Scheduling Actions

Playbooks are not a thing yet

They will provide a way to automatically schedule actions to perform orchestrated higher-lever operations across an entire cluster. Writing about the actions system assuming playbook are already here makes the entire system (agents and core) easier to think about and design.

Aspects related to Playbooks and how they work are likely to change significantly.

Each agent can run a single action at any time and has a queue of actions waiting to be executed. These actions can be scheduled either directly though the agent API or through Replicante Core. Replicante Core can schedule actions on behalf of a user or automatically as part of a playbook.

Generally, an agent’s actions queue should be short. Replicante Core will not generate playbook actions until the playbook reaches the stage where the actions are needed and manually scheduled actions are expected to be few.

Action States

State colour legend

Black : intermediate Core state.
Blue : intermediate Agent state.
Green : successful outcome state.
Gray : action not execute final state.
Red : unsuccessful outcome state.
Violet : starting state.

States descriptions

`CANCELLED`

The action was interrupted or never executed.

`DONE`

The action finished successfully.

`FAILED`

Unable to successfully execute the action.

`LOST`

Agent records of an action were purged before Core synced them.

`NEW`

The Replicante Agent knows about the action and will execute it when possible.

`PENDING_APPROVE`

Replicante Core knows about the action but can’t schedule it until it is approved. These actions can be approved through the API so they can be scheduled.

`PENDING_SCHEDULE`

Replicante Core knows about the action and may or may not have sent it to the Agent.

`RUNNING`

The action is running on the Replicante Agent.

Actions and playbook progression

Actions progress when the agent reports that their state has changed. Actions progress from an initial state (like NEW) to a finished state like (DONE or FAILED).

Playbooks progress when all actions in the current stage have finished. Playbooks progress in a similar way to actions, moving along stages.

Both actions and playbooks progress checks are reactive: events have to trigger them. This is opposed to proactive checks where the system would have to poll pending and running actions and playbooks and check if they can progress.

Reactive checks are more efficient because resources are not spent checking over and over for states that have not changed. Reactive checks also make Replicante Core far simpler to implement.

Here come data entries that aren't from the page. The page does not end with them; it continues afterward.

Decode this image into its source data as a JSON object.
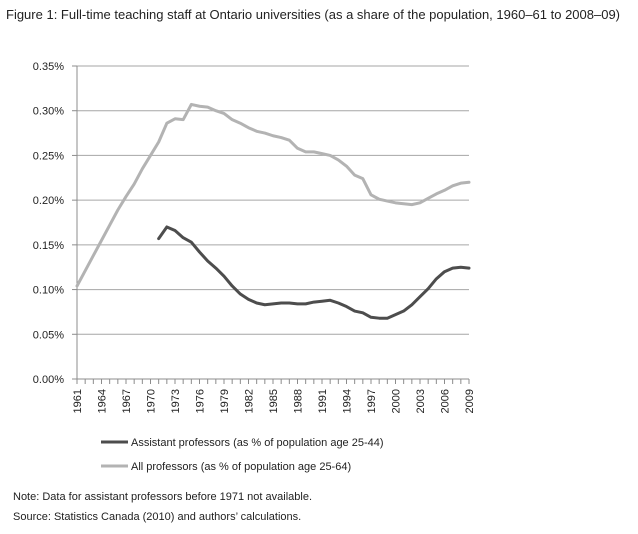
{
  "figure_title": "Figure 1: Full-time teaching staff at Ontario universities (as a share of the population, 1960–61  to 2008–09)",
  "note": "Note: Data for assistant professors before 1971 not available.",
  "source": "Source: Statistics Canada (2010) and authors’ calculations.",
  "chart_data": {
    "type": "line",
    "title": "Figure 1: Full-time teaching staff at Ontario universities (as a share of the population, 1960–61  to 2008–09)",
    "xlabel": "",
    "ylabel": "",
    "x": [
      1961,
      1962,
      1963,
      1964,
      1965,
      1966,
      1967,
      1968,
      1969,
      1970,
      1971,
      1972,
      1973,
      1974,
      1975,
      1976,
      1977,
      1978,
      1979,
      1980,
      1981,
      1982,
      1983,
      1984,
      1985,
      1986,
      1987,
      1988,
      1989,
      1990,
      1991,
      1992,
      1993,
      1994,
      1995,
      1996,
      1997,
      1998,
      1999,
      2000,
      2001,
      2002,
      2003,
      2004,
      2005,
      2006,
      2007,
      2008,
      2009
    ],
    "x_tick_labels": [
      "1961",
      "1964",
      "1967",
      "1970",
      "1973",
      "1976",
      "1979",
      "1982",
      "1985",
      "1988",
      "1991",
      "1994",
      "1997",
      "2000",
      "2003",
      "2006",
      "2009"
    ],
    "ylim": [
      0,
      0.35
    ],
    "y_ticks": [
      0,
      0.05,
      0.1,
      0.15,
      0.2,
      0.25,
      0.3,
      0.35
    ],
    "y_tick_labels": [
      "0.00%",
      "0.05%",
      "0.10%",
      "0.15%",
      "0.20%",
      "0.25%",
      "0.30%",
      "0.35%"
    ],
    "grid": true,
    "legend_position": "bottom",
    "series": [
      {
        "name": "Assistant professors (as % of population age 25-44)",
        "color": "#4d4d4d",
        "values": [
          null,
          null,
          null,
          null,
          null,
          null,
          null,
          null,
          null,
          null,
          0.157,
          0.17,
          0.166,
          0.158,
          0.153,
          0.142,
          0.132,
          0.124,
          0.115,
          0.104,
          0.095,
          0.089,
          0.085,
          0.083,
          0.084,
          0.085,
          0.085,
          0.084,
          0.084,
          0.086,
          0.087,
          0.088,
          0.085,
          0.081,
          0.076,
          0.074,
          0.069,
          0.068,
          0.068,
          0.072,
          0.076,
          0.083,
          0.092,
          0.101,
          0.112,
          0.12,
          0.124,
          0.125,
          0.124
        ]
      },
      {
        "name": "All professors (as % of population age 25-64)",
        "color": "#b3b3b3",
        "values": [
          0.104,
          0.121,
          0.138,
          0.155,
          0.172,
          0.189,
          0.204,
          0.218,
          0.235,
          0.25,
          0.265,
          0.286,
          0.291,
          0.29,
          0.307,
          0.305,
          0.304,
          0.3,
          0.297,
          0.29,
          0.286,
          0.281,
          0.277,
          0.275,
          0.272,
          0.27,
          0.267,
          0.258,
          0.254,
          0.254,
          0.252,
          0.25,
          0.245,
          0.238,
          0.228,
          0.224,
          0.206,
          0.201,
          0.199,
          0.197,
          0.196,
          0.195,
          0.197,
          0.202,
          0.207,
          0.211,
          0.216,
          0.219,
          0.22
        ]
      }
    ]
  }
}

Events that cause actions and playbook progression are emitted by the cluster state refresh tasks when agent actions change state or when pending actions exist. To ensure users have an escape hatch in case the system fails to auto-detect progress the API will allow the refresh the cluster task to nudge actions and playbooks.

Actions sync

To minimise the complecity around actions concurrency Replicante Core pushes and pulls actions to and from Agents only during a cluster refresh.

This may cause actions to stay in PENDING_SCHEDULE for a while as a sync needs to push them down and one after that needs to confirm they where indeed pushed to the agent. This delay on the other hand pays for semplicity, especially when scheduling needs to be retired.

As a result, the process of scheduling action in Replicante Core works as follows:

An action is recorded in Replicante Core with a PENDING_* state.
The action is left untouched until it reaches the PENDING_SCHEDULE state.
During a cluster refresh operation, for each agent:
1. Core fetches actions updates from the agent.
2. Any PENDING_SCHEDULE action in Core is scheduled on the agent.
3. Errors are captured for debugging but ignored to prevent the refresh of other nodes.

Retries are automatically performed at the next cluster refresh.

Conflicting actions

Actions can be scheduled directly with Agents setting an action ID for them. This is required so that Replicante Core can generate IDs for Actions without having to interact with any Agent.

This opens the system to the situation where Replicante Core and an Agent may have different actions with the same ID.

If this ever happens the Agent wins and Replicante Core will overwrite its Action record with the data received from the Agent during the next cluster refresh.